If that’s true, Bannon inadvertently created a monster by encouraging the Trump/Romney meeting. Presumably he nudged Trump to do it as a gesture of goodwill and party unity, gladhanding former enemies within the GOP so that they’d at least give Trump a fair shake during the first few months of his new administration. But Trump unexpectedly took a shine to Romney; before Bannon and Kellyanne Conway knew it, he was talking about putting Romney in the cabinet — allegedly with Mike Pence’s and Reince Priebus’s support. Again, if that’s true then it’s an interesting insight into Trump’s inner circle. I would not have guessed that Pence, the conservative outsider whom Trump supposedly didn’t even want as VP, and Reince, the RNC apparatchik, would be able to sway Trump on a major cabinet choice over Steve Bannon’s objections. But that’s what we’re left to believe.
Also interesting: Who leaked this to The Hill and why? Which “high-level transition source” would want it known publicly that Steve Bannon helped broker peace between Trump and Romney but did not want Romney in the cabinet? The most logical answer is Bannon himself, or one of his allies. It may be that Trump is close to choosing Romney as Secretary of State; that won’t be well received among Trump’s base but most of the public respects Romney and will respect Trump for having put aside hard feelings to to select him. Bannon will get some credit too now for having encouraged Trump to meet Romney and heal the rift. Noting that he doesn’t approve of putting Romney in the cabinet is a sop to populists, meanwhile, in case they’re annoyed at him for having played a role in this. Don’t look at me, Bannon might say; all I wanted was a handshake. His populist cred remains intact. If it really is Bannon who’s leaking this (and even if it isn’t, really), it seems like a sign that Trump is getting closer to nominating Romney. Otherwise who cares who favored a meeting between Trump and Romney and who didn’t? If Romney will soon be yesterday’s news, it doesn’t matter. If he’ll soon be Trump’s chief diplomat then it does.
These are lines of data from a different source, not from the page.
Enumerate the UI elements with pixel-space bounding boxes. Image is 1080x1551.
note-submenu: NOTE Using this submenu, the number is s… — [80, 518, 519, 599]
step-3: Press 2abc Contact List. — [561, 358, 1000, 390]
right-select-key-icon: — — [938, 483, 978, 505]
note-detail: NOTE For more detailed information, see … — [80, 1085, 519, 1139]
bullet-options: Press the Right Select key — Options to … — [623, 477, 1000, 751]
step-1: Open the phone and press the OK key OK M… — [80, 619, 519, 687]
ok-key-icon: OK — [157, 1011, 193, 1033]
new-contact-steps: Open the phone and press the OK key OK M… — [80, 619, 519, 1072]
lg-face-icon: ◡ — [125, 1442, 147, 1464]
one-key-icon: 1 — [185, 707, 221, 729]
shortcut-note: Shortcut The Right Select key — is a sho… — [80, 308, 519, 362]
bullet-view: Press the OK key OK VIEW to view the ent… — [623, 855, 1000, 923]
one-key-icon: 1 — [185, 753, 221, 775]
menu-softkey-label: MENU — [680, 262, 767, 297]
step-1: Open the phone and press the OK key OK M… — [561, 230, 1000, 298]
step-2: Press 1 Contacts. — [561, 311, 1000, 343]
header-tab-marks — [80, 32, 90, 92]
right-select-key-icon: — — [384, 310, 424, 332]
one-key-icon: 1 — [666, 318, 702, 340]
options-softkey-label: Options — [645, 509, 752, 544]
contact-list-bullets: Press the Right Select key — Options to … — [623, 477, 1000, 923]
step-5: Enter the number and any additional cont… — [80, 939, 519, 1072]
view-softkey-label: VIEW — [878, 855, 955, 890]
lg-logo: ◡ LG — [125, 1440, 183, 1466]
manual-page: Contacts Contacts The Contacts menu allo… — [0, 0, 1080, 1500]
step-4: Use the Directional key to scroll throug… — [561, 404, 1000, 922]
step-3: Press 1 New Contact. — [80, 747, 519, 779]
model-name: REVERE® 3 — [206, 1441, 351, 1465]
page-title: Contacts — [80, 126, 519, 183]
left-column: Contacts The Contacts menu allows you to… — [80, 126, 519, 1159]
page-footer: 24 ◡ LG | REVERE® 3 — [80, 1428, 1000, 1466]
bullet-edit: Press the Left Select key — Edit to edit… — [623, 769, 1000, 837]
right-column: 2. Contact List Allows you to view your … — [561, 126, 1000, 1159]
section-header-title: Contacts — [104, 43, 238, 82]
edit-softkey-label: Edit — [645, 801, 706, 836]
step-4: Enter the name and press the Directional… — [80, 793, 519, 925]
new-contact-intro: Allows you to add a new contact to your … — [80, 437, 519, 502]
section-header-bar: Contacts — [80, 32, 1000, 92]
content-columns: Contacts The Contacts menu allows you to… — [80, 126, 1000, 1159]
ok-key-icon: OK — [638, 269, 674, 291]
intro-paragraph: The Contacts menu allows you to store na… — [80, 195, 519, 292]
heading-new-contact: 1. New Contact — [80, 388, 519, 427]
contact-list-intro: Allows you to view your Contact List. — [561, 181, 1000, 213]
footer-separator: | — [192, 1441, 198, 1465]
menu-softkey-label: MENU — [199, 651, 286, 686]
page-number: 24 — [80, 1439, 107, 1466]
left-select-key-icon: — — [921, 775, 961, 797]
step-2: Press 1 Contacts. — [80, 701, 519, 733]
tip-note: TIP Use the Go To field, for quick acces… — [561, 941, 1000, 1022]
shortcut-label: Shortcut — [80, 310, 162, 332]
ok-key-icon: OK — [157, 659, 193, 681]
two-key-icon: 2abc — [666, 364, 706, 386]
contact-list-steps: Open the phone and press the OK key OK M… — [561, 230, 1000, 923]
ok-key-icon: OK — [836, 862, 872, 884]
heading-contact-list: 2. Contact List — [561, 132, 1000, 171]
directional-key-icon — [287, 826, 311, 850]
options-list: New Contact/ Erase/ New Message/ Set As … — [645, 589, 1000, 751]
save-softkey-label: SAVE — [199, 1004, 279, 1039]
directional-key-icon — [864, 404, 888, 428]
But don’t jump to conclusions:
senior Trump adviser, asked if Romney is leading candidate for SecState: "No"
— John Harwood (@JohnJHarwood) December 8, 2016
The latest name to surface in connection with the State job is former Ford CEO Alan Mulally, who joins Exxon CEO Rex Tillerson as dark-horse candidates for the position. Could be that Trump is floating them for the job mainly for PR reasons: It’s an olive branch to corporate America, and considering businessmen with no political backgrounds shows that he’s thinking outside the box in staffing up. Tillerson has also had extensive contact with Vladimir Putin in negotiating oil deals in Russia for Exxon; if Trump really is planning rapprochement with Moscow as the centerpiece of his foreign policy, Tillerson would be more comfortable brokering it than Romney would. As for Mulally, Ford famously was the only one of the big three automakers not to take a bailout from Obama. Using the State vacancy to tout him might be a small reminder by Trump to his populist fans that he opposes corporate welfare.